Страница 32 из 35
Потом ездили катером на остров, славный своими кружевами, и остров – колонию стеклодувов, и на остров, где спят вечным сном заодно с простыми смертными четыре знаменитости. А я ошеломленно пялился на всю эту невидаль, глотал пригоршнями таблетки от давления и поноса – патриотическая реакция моего желудка на местную воду – вздыхал и тяготился. Эх, нас бы, да тридцать лет назад, да сюда бы… А мы так бездарно профукали свои лучшие годы, скуля под семиструнку, ломясь в открытые, а хоть бы и закрытые двери, ночи напролет надсаживая глотки в сдобренных портвейном словопрениях на шестиметровых кухнях, в сторожках и котельных…

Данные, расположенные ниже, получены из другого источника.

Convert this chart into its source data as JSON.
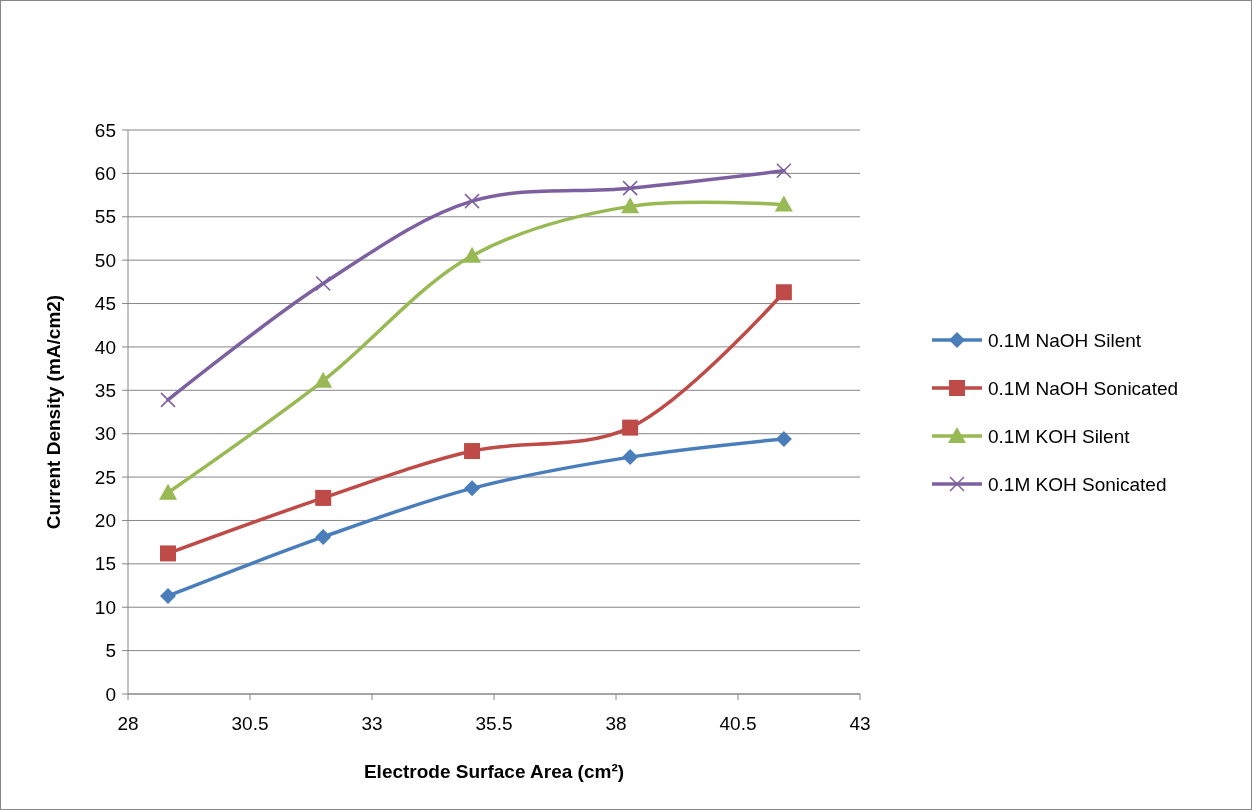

И наконец – пятый день конференции, утреннее заседание, предшествовавшее моему мальчишескому бегству от ангела-хранителя в образе семидесятилетней двужильной эмигрантки и – подумать только! – бывшей любовницы. Как равный среди равных, с сознанием выполненного долга я уселся неспешно на откидное кресло в конференц-зале, приветливо раскланиваясь направо и налево со светилами славистики, большинство из которых я знал и чтил до поры лишь по публикациям, когда почувствовал, как от объявления, прозвучавшего с председательской кафедры, рубашка прилипла у меня к спине. Председатель, огромный англичанин с бронзовой лысиной и неправдоподобным именем Джон Браун, дока в современной русской поэзии, на своем роскошном русском объявил доклад Никитина, с улыбкой объяснив изменение в программе заседания хорошо известной в ученых кругах эксцентричностью русского коллеги, нагрянувшего на конференцию экспромтом – проездом из лекционного турне по немецким университетам.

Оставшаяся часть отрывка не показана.